Site Recovery Manager provides a solution for automating the recovery and execution of a disaster recovery plan in the event of a disaster in a data center. When a catastrophe occurs, components in the Management Pod must be available to recover and continue the healthy operations of the NFV-based services.
To ensure robust business continuity and disaster recovery, network connectivity between the protected and recovery sites is required, with enough bandwidth capacity to replicate the management components by using vSphere Replication. Each site must have an instance of vCenter Server that governs the Management Pod and its ESXi hosts, and a Site Recovery Manager server and vSphere Replication appliance to orchestrate the disaster recovery workflows and replicate content across the sites. The protected site provides business-critical services, while the recovery site is an alternative infrastructure on which services are recovered in the event of a disaster.
Inventory Mappings
Elements in the vCenter Server inventory list can be mapped from the protected site to their vCenter Server inventory counterparts on the recovery site. Such elements include VM folders, clusters or resource pools, and networks. All items within a single data center on the protected site must map to a single data center on the recovery site.
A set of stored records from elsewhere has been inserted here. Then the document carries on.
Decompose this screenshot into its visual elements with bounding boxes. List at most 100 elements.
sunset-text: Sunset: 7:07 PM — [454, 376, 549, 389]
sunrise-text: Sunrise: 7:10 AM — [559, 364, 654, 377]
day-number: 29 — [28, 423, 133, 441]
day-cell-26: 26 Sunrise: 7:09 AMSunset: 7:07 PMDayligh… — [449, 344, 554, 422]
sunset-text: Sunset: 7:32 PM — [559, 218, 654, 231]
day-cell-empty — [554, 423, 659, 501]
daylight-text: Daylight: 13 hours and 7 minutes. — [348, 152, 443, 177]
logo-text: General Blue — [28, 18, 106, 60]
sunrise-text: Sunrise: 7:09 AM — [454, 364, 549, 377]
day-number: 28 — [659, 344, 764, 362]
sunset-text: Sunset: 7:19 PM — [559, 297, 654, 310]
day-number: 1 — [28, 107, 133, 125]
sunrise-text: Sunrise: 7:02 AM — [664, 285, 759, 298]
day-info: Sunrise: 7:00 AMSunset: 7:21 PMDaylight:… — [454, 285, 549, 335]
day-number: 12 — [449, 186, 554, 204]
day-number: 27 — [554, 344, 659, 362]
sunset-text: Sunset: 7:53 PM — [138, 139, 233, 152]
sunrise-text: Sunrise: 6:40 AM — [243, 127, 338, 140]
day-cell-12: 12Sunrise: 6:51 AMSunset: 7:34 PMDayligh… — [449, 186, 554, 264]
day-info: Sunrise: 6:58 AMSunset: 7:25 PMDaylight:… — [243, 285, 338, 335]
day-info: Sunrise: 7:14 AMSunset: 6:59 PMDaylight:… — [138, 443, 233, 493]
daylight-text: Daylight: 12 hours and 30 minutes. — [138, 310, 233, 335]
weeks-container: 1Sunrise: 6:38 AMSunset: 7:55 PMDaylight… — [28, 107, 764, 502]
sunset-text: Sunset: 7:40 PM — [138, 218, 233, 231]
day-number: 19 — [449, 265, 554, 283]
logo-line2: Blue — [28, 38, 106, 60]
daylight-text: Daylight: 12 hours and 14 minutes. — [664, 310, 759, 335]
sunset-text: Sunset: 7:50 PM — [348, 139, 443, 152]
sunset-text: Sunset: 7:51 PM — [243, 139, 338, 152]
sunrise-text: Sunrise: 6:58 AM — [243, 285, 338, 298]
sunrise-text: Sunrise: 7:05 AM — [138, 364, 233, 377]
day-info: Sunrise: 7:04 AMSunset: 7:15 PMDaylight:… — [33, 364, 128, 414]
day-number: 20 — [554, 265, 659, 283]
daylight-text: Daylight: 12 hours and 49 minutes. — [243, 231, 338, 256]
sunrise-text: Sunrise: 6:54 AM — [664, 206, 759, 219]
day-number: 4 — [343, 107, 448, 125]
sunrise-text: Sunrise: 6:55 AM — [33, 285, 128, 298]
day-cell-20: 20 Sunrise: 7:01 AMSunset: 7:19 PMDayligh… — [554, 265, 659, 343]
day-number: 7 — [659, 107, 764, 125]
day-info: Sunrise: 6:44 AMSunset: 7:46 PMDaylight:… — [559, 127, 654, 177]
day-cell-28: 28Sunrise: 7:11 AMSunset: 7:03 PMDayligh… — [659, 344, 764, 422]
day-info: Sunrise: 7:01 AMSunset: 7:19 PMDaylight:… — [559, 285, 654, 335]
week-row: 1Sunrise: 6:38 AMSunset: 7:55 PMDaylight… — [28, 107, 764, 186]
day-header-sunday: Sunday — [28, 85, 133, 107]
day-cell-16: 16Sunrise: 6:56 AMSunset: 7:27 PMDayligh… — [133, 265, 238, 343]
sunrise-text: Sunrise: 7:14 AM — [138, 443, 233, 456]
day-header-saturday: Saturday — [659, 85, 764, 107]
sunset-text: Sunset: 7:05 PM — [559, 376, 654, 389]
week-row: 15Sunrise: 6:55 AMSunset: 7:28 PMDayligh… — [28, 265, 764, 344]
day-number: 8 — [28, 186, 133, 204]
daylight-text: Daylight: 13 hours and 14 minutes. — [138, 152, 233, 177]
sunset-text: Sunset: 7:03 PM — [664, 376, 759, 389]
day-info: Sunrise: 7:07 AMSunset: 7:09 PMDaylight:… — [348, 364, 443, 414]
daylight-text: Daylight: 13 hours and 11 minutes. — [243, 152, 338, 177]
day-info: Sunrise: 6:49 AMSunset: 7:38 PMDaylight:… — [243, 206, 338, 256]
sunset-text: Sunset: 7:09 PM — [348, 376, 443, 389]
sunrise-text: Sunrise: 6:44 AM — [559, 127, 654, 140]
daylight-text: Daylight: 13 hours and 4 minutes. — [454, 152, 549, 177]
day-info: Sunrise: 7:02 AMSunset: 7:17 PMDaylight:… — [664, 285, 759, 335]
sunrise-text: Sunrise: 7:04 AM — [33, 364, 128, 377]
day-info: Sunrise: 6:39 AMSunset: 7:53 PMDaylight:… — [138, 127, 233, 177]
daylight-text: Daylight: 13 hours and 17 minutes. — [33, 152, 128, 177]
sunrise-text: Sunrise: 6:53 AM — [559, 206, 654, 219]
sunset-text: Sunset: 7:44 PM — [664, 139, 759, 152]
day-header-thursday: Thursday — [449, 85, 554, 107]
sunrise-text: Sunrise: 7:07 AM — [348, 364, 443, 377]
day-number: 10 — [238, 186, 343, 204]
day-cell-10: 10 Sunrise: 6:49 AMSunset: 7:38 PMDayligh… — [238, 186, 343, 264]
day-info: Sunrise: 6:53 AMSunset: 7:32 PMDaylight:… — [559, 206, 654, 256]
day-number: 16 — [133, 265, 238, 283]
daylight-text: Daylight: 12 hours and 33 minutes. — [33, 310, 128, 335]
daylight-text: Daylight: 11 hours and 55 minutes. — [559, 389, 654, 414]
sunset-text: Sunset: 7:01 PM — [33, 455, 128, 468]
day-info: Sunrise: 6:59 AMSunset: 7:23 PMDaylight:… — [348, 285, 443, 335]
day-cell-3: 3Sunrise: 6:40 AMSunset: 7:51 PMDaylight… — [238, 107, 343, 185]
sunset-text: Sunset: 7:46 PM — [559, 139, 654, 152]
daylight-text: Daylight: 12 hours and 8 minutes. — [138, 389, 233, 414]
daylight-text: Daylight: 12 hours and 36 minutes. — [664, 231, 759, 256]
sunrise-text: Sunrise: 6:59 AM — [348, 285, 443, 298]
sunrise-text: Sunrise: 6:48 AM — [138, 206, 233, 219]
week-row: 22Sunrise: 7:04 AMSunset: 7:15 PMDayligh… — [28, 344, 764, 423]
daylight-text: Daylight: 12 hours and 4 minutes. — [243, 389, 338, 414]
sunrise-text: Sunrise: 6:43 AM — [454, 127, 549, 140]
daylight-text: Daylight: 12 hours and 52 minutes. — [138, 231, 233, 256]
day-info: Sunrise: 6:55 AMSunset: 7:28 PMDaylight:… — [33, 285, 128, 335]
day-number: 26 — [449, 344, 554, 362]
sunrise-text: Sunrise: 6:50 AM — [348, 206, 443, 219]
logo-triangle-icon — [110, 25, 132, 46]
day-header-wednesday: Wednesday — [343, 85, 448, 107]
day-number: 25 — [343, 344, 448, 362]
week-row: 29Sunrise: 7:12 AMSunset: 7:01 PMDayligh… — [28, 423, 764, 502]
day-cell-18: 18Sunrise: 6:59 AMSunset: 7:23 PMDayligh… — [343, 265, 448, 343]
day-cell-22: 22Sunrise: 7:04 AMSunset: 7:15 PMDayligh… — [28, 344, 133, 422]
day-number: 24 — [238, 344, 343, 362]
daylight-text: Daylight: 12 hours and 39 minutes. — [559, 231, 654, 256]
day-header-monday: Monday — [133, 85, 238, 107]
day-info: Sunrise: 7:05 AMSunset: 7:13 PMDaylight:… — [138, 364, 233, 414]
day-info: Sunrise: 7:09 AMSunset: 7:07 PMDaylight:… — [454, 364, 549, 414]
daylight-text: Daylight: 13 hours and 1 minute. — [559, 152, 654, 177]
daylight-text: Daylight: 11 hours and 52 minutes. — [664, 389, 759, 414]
These inventory mapping details are used across the protected and recovery sites:
-
Resource mapping maps cluster objects on the protected site to cluster objects on the recovery site.
-
Folder mapping maps the folder structures such as data centers or VM folders on the protected site to folder structures on the recovery site.
-
Network mapping maps the management networks on the protected site to management networks on the recovery site.
Protection Groups
A protection group is a group of management components at the protected site that can fail over together to the recovery site during testing and recovery. All protected management components are placed within a single protection group.
Recovery Plans
Recovery plans are the run books that are associated with a disaster recovery scenario. A recovery plan determines which management components are started, what needs to be powered down, which scripts to run, the startup order, and the overall automated execution of the failover.
A complete site failure is the only scenario that invokes a disaster recovery. There is no requirement for recovery plans to handle planned migrations or to move a single failed application within the management cluster. A single recovery plan is created for the automated failover of the primary site, and the placement of management components into priority groups ensures the correct startup order.